Antonio Crisci's Toto Pizza is known for selling pizzas by the metre. Photo / Brett Phibbs
Toto's original owner, Antonio Crisci, has saved the popular pizza restaurant from liquidation and will today relaunch it with a brand new menu.
The brand, started by Crisci in 1993, sells pizza by the metre and was put into liquidation last July by its shareholders after owing Inland Revenue andother creditors more than $1.3 million dollars.
The restaurateur, who described Toto as being "in his blood", said he couldn't bring himself to see Toto die and did everything he could to save the business, which he had sold to nephew Sergio Maglione in 2006.
"I can say I wasn't very happy and that it pains me to see Toto on the brink of disappearing," Crisci said.
"Toto has been good to me, it's in my blood and part of me, I think also part of New Zealand. I had to do what I can to save it."

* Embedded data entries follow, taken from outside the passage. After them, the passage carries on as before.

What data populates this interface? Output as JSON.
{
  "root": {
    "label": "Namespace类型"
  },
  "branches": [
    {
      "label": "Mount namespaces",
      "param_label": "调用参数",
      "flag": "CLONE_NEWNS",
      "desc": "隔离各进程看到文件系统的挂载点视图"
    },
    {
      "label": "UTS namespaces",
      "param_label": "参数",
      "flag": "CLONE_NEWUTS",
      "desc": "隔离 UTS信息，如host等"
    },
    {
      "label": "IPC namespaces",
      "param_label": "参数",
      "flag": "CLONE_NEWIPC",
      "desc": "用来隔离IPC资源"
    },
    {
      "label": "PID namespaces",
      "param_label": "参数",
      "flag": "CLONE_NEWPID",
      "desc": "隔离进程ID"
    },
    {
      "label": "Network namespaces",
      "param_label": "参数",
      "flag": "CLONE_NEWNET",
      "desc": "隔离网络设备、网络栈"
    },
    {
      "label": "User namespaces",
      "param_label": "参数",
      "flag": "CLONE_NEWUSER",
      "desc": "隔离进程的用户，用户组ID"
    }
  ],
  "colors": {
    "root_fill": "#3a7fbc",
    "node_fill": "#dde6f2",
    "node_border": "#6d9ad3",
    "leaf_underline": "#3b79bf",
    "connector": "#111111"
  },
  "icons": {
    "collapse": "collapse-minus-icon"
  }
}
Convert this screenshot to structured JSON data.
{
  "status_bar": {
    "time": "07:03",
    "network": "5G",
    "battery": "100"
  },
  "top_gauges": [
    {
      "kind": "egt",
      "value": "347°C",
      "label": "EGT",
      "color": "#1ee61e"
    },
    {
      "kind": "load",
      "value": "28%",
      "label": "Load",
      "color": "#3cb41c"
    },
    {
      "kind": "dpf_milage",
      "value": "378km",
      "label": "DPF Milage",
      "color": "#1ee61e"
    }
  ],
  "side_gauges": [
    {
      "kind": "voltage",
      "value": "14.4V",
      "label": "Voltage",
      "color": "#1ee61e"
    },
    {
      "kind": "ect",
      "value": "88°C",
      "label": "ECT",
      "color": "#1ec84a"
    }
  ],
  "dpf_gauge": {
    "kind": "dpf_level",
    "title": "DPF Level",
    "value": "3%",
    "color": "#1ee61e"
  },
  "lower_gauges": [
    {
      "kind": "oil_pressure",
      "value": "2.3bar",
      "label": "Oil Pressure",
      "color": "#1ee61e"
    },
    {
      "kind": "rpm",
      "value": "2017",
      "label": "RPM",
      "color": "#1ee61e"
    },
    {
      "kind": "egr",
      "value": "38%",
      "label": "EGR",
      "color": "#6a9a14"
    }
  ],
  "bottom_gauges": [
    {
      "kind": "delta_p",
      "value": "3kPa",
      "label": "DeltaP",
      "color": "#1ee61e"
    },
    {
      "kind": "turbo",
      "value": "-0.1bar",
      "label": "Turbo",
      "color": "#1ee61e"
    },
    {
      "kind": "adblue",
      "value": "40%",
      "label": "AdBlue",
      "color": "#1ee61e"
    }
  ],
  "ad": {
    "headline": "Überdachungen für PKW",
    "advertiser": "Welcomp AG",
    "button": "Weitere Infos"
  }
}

Crisci would not say how much he paid the liquidators, but now he and Maglione are both directors of the new Toto Pizza on Hardinge St.
Selected guests, in groups of 40, are being invited from today to sample its new Italian Neopolitan-inspired menu offerings, which now includes a range of entrees, salads, sides and pasta.
Crisci came to NZ in 1991 and two years later opened old-school Italian restaurant Toto on Nelson St, which became famous for traditional southern Italian fare and live opera.